Yeni tip koronavirüs (Kovid-19) aşısı, Çin ve Rusya’nın başını çektiği büyük güçler arasındaki nüfuz savaşının merkezinde yer alıyor.
ABD merkezli araştırma, analiz ve danışmanlık hizmeti veren Soufan Center, aşılara erişimin uluslararası toplum için en büyük zorluk haline geldiğine dikkat çekerek, “Bu bir bakıma yeni bir silahlanma yarışı” açıklamasında bulundu.
Salgının başlangıcında maske dağıtımında ilk sırada yer alan Çin, bağışlar da dahil aşı sevkiyatlarını yoğunlaştırarak, Cezayir, Senegal, Sierra Leone ve Zimbabve’nin her birine 200 bin, Pakistan için 500 bin, Dominik Cumhuriyeti için 750 bin aşı gönderdi.
Paris’teki Sciences Po Üniversitesi’nde uluslararası ilişkiler profesörü olan Bertrand Badie, “Kuzey’in neredeyse doğuştan bir egoizm sergilediği bir zamanda, Çin kendisini Güney ülkelerinin şampiyonu olarak gösterebildi” dedi.
Rusya, başlangıçta Avrupa tarafından hoş karşılanmayan, ancak şimdi Lancet Tıp Dergisi’nde iyi bir değerlendirme alan Sputnik V aşısıyla ikinci sırada yer alıyor.
Avrupa Birliği’ndeki (AB) Macaristan, Slovakya ve Çek Cumhuriyeti gibi en az üç ülke, Avrupa İlaç Ajansı tarafından onaylanmasını beklemeden Rus aşısını tercih ederken, Avrupa’da diğer aşı dozlarının teslimatında göze çarpan gecikmeler yaşıyor.
Badie, AFP’ye verdiği demeçte, “Rusya’nın koronavirüsten ABD’den daha az etkilendiğini ve aşı açısından Batı Avrupa ülkelerinden çok daha etkili olduğunu dünyaya göstermek, gücünü yeniden şekillendirmenin bir yolu. Uluslararası ilişkilerde, bir ülkenin imajı ve itibarı belirleyici hale gelir” yorumunda bulundu.
Ayrıca, Vladimir Putin’in Rusya’nın gücünü veya en azından Batı dünyasıyla eşitliği yeniden tesis etme ve saygıyı empoze etme konusundaki iradesi ve kararlılığına işaret etti.

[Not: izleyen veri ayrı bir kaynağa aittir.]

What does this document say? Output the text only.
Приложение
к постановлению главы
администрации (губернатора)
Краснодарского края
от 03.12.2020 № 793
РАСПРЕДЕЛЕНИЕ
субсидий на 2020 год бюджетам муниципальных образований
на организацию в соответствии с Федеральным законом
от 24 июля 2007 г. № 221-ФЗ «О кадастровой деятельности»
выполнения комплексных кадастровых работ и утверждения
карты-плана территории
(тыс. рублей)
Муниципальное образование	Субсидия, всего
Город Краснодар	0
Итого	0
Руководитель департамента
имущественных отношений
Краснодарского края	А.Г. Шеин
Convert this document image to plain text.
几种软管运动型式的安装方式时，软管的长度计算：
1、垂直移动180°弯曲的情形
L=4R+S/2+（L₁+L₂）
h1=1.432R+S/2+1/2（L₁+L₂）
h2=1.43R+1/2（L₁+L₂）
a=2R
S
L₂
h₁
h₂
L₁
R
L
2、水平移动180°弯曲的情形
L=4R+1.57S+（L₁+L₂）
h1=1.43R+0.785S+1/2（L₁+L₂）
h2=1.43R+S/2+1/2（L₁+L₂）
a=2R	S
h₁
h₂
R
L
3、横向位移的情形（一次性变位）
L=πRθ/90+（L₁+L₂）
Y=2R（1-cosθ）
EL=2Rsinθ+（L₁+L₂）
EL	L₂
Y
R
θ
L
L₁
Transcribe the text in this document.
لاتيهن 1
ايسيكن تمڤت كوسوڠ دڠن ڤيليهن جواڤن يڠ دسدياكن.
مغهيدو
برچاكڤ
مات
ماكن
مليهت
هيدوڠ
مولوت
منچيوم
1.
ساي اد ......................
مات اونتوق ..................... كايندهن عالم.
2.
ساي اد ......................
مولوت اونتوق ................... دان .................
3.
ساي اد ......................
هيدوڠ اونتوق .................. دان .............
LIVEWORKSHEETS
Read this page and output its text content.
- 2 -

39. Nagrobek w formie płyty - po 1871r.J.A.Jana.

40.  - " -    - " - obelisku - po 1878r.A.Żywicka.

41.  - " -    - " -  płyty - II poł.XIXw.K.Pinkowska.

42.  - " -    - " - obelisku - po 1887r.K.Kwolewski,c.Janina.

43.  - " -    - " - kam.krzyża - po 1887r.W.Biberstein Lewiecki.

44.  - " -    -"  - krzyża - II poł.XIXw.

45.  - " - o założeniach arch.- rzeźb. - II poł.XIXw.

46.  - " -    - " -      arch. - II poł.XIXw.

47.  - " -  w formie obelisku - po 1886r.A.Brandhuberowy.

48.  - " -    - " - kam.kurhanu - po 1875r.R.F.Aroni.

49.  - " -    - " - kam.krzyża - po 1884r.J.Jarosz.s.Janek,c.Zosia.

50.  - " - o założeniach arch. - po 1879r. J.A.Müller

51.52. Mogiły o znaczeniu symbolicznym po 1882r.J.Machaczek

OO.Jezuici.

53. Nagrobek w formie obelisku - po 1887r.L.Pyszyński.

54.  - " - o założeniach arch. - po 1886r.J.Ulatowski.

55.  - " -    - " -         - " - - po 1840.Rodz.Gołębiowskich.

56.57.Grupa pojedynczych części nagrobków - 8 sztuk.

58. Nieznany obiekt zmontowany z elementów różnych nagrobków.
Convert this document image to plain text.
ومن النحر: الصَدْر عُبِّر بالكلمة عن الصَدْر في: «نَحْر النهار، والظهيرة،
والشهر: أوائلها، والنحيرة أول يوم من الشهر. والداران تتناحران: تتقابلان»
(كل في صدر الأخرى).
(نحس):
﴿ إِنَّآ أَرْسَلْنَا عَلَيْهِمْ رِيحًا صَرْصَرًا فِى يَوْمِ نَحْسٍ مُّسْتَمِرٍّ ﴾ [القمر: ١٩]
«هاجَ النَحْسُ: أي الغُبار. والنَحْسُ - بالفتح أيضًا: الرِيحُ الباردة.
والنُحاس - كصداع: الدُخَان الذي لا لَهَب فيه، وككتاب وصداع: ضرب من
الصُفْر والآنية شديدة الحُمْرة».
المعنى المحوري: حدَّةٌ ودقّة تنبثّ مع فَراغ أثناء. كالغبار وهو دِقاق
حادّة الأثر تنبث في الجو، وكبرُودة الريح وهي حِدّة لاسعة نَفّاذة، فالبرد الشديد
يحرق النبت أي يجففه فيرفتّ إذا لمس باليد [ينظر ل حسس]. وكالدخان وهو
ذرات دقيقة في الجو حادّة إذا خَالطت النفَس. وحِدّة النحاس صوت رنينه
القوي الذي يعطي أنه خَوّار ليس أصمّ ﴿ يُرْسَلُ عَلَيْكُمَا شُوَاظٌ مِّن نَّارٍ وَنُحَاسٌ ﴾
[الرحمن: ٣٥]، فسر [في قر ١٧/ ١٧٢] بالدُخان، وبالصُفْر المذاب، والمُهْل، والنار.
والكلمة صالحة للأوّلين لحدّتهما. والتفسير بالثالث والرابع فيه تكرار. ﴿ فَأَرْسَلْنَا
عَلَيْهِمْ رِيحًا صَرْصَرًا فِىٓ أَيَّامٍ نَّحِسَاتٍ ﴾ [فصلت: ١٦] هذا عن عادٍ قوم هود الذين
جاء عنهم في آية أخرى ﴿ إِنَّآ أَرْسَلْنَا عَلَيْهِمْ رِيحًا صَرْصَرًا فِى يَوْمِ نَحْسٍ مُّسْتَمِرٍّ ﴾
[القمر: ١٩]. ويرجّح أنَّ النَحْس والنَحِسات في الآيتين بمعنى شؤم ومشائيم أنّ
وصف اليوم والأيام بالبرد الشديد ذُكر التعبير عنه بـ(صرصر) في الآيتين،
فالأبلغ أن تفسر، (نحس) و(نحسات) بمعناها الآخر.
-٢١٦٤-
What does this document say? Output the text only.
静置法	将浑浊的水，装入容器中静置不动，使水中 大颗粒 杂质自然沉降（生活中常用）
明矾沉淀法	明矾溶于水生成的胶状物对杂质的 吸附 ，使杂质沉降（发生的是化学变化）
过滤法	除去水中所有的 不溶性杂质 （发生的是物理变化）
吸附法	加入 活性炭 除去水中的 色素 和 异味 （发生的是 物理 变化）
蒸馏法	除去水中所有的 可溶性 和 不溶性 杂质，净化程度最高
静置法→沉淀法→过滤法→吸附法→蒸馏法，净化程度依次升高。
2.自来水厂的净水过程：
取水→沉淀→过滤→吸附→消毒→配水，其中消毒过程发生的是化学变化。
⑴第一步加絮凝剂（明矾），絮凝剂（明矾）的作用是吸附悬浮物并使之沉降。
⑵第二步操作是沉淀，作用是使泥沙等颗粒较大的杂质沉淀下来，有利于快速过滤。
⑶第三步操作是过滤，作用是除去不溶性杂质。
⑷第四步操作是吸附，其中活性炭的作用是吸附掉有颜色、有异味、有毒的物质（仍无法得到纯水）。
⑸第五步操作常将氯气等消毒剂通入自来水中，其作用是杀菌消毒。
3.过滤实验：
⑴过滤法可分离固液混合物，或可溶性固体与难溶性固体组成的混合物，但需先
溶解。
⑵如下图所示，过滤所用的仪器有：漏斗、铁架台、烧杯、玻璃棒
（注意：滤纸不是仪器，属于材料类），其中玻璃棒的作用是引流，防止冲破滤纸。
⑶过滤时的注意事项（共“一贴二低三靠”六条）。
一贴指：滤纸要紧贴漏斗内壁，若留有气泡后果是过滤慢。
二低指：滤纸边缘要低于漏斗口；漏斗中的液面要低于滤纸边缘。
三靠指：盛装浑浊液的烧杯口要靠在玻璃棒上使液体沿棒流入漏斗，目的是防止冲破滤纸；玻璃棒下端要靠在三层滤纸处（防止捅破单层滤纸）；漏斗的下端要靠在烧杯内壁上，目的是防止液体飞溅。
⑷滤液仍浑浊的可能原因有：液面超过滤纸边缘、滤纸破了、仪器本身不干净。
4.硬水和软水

Ancak Rusya, sınırlı üretim potansiyeli nedeniyle sorunlarla karşı karşıya ve nüfuz kazanımlarını Çin ile paylaşmak zorunda.
Sırbistan Avrupa’da aşı şampiyonu
Pekin’in yardım ettiği Sırbistan, böylelikle Avrupa kıtasında aşı şampiyonu oldu.
Macaristan, nüfusunun dörtte birini aşılamak için beş milyon doz Çin Sinopharm aşısı satın aldı.
Almanya merkezli enstitü Stiftung Wissenschaft und Politik (SWP) konuya dair bildirdiği görüşte, “Sonuç olarak Pekin, devasa altyapı projesi olan İpek Yolu çerçevesinde yardım alan ülkelerle gelecekte işbirliği bekliyor. Ama her şeyden çok, Çin kendisini sorumlu bir süper güç olarak sunmak istiyor. Ayrıca 2019 sonunda koronavirüs ortaya çıktığında görülen şeffaflık eksikliğini dünyaya unutturmaya çalışıyor” şeklinde bir değerlendirme yaptı.
Financial Times gazetesine göre ABD de, Asya’da aşı dağıtmak ve Çin’in etkisine karşı koymak için Japonya, Avustralya ve Hindistan ile ortak bir girişim üzerinde çalışıyor.
Diğer ülkeler de aşıyı diplomatik bir silah haline getirdi.
Aşılama kampanyasında dünyada ilk sırada yer alan İsrail, eski ABD Başkanı Donald Trump’ın planı doğrultusunda Kudüs’te diplomatik misyon açmayı planlayan Honduras ve Çekya’ya aşı tahsis etti.
Bu yeni silahlanma yarışında, Avrupalılar geç bir konumda olduklarını kabul ediyor, ancak henüz pes etmiş değiller.
Batılılar, Dünya Sağlık Örgütü’nün (WHO) kurduğu Covax mekanizması kapsamında hareket ediyor.